Hockey is a physical, fast-paced, and dangerous sport; injuries have been, and will always be, inevitable consequences of playing the game.

However, with increased parity comes an increase in the competitiveness of each team and player.

As a result, guys are blocking shots, finishing checks and pushing their physical limits in the regular season with a ferocity and frequency they used to reserve for the playoffs.

NHL teams now have the mentality that the playoffs begin in October.

While this is slightly exaggerated, there's no doubt that losing games in October can cost you a prime playoff position in April.

Fans certainly benefit from this increased urgency to empty the tank each and every night; it makes for much more entertaining hockey.

But as we're seeing this year, players and teams are paying the price.

There are currently 107 NHL roster players out due to injury, approximately 16% of players in the league.

That might not seem like much, but this equates to an average of 3.6 players per team sitting out games due to injury.Β  What's more, most of these players aren't fourth-line goons or seventh defense men.

Ilya Kovalchuk, Evgeni Malkin, Roberto Luongo, Johan Franzen, Jonathan Toews, Marc Savard, Shea Weber and Alexander Ovechkin, among others, are all sidelined with injuries.

These are not scrub players.

These are players that are essentially irreplaceable on their respective teams, and whose absence has left an impact.

This isn't surprising given that, with a rise in competition during regular season games, your best players must also raise their games to meet the challenge.

This increase in injury is particularly evident in the Central Division, perhaps the toughest in the NHL.

19 players among five teams are currently sitting out due to injury. With each team playing six times against the other, the injuries to players such as Shea Weber (Nashville), Johan Franzen (Detroit) and Jonathan Toews (Chicago) will only increase the need for their respective teams to play even harder against each other.

One team is trying to make up for the absence of a star player, and the other is trying to exploit the absence in an effort to win.

Teams like Chicago have been able to better absorb the loss of players like Jonathan Toews (not to mention Marian Hossa who has yet to play a game as a Blackhawk), due to their depth.

However, a team like Detroit has continued to suffer the loss of power-forward Johan Franzen three games into the season as the cap has limited their depth of talent at forward.

In this way, parity is hurting the Red Wings two-fold: the cap limiting their depth of talent and increased competition putting their players at greater risk.

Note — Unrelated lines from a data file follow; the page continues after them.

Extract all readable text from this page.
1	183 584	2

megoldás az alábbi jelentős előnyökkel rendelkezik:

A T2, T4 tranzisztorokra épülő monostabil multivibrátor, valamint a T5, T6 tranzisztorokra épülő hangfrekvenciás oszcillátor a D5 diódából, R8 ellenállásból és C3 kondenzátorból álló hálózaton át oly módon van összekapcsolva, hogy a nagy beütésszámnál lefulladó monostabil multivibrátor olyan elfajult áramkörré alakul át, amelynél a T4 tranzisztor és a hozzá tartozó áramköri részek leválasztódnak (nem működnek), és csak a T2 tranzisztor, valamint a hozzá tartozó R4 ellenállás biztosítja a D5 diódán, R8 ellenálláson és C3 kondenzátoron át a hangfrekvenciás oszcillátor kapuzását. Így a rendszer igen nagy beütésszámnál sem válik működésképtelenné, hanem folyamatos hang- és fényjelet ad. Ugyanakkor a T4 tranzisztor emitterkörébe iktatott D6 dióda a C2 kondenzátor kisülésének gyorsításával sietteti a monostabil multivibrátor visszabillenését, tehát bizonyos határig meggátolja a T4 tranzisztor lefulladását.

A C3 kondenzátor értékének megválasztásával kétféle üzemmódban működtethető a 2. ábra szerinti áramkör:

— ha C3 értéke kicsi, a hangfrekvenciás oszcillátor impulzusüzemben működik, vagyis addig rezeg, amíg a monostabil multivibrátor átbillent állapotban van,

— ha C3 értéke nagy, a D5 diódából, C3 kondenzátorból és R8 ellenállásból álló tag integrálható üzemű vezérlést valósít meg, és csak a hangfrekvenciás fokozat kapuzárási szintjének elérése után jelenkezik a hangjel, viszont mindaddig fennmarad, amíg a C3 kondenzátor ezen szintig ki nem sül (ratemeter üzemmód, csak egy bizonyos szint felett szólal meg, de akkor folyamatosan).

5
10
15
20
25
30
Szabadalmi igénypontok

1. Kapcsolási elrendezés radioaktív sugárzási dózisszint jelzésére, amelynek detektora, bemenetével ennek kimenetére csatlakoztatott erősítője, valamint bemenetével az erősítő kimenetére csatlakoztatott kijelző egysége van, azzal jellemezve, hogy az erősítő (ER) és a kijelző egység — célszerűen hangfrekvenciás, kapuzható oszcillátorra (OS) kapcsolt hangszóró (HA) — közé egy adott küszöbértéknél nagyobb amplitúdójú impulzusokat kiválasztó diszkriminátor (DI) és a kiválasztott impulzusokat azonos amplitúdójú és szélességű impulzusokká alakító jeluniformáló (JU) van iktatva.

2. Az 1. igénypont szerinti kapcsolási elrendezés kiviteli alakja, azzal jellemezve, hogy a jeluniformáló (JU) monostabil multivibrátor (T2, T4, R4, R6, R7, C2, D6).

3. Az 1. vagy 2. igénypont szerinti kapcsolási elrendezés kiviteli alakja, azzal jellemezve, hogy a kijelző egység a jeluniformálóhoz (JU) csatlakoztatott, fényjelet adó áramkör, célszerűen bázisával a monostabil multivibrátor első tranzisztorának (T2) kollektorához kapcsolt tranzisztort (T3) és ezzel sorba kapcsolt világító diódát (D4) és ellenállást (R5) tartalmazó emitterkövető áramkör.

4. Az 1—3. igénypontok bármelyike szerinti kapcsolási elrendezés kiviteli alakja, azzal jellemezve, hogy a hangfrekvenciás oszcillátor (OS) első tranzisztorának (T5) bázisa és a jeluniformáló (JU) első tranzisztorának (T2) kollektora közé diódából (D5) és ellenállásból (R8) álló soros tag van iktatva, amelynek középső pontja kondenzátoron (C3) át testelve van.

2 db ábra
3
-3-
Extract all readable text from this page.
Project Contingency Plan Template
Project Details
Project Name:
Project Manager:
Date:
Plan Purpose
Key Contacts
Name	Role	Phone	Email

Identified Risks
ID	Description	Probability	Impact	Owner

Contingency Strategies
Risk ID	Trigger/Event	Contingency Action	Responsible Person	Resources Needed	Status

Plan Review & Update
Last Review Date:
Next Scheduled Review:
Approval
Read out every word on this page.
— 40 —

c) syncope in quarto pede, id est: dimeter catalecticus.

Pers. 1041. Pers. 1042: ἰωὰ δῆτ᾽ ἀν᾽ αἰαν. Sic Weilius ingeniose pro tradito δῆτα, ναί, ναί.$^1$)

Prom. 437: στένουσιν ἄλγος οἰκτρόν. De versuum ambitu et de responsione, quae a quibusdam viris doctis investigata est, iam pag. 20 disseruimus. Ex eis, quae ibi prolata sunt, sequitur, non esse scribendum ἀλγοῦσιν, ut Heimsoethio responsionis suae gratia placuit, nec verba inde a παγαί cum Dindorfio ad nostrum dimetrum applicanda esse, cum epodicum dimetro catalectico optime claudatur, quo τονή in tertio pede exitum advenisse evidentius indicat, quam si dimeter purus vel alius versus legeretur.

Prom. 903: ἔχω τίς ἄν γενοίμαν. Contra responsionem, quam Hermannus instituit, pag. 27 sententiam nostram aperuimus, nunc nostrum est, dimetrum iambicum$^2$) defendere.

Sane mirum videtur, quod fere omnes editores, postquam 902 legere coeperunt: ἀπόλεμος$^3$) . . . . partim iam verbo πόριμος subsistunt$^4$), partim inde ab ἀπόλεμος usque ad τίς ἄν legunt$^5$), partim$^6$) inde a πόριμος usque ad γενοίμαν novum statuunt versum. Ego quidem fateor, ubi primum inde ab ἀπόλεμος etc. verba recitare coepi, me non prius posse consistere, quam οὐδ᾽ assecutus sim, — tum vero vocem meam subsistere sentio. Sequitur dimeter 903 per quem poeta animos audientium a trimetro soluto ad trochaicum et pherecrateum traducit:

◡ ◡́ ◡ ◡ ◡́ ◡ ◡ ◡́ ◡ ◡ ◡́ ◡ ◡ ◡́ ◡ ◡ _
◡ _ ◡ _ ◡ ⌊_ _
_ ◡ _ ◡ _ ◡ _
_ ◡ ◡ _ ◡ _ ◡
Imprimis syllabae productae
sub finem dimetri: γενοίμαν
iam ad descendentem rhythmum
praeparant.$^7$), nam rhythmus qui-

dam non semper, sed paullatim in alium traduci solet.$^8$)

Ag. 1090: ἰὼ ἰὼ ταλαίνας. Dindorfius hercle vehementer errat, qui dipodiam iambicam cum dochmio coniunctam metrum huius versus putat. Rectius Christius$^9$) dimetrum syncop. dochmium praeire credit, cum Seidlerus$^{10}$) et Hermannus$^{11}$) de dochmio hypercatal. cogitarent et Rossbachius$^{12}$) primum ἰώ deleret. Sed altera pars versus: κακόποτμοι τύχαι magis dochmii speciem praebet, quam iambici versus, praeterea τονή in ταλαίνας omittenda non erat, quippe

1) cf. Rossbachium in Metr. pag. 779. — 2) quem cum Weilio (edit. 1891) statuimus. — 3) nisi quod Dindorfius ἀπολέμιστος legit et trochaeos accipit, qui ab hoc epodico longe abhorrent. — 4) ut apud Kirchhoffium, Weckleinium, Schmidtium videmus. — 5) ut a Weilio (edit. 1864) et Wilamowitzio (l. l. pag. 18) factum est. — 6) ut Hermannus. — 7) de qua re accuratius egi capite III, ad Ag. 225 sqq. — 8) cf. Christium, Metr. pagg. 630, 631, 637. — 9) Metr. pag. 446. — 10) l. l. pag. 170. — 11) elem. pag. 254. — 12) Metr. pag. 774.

Don't misunderstand the point here, this isn't a complaint about parity or the salary cap.

This is merely an observation about how these things have contributed to an increase in injury among players in the NHL.

The assertion that, "Every game is important", was once clear hyperbole in the NHL.

Today, it is an undeniable fact.

With every NHL team treating every match-up like a playoff game, injured lists and roster lists may soon become hard to distinguish from one another.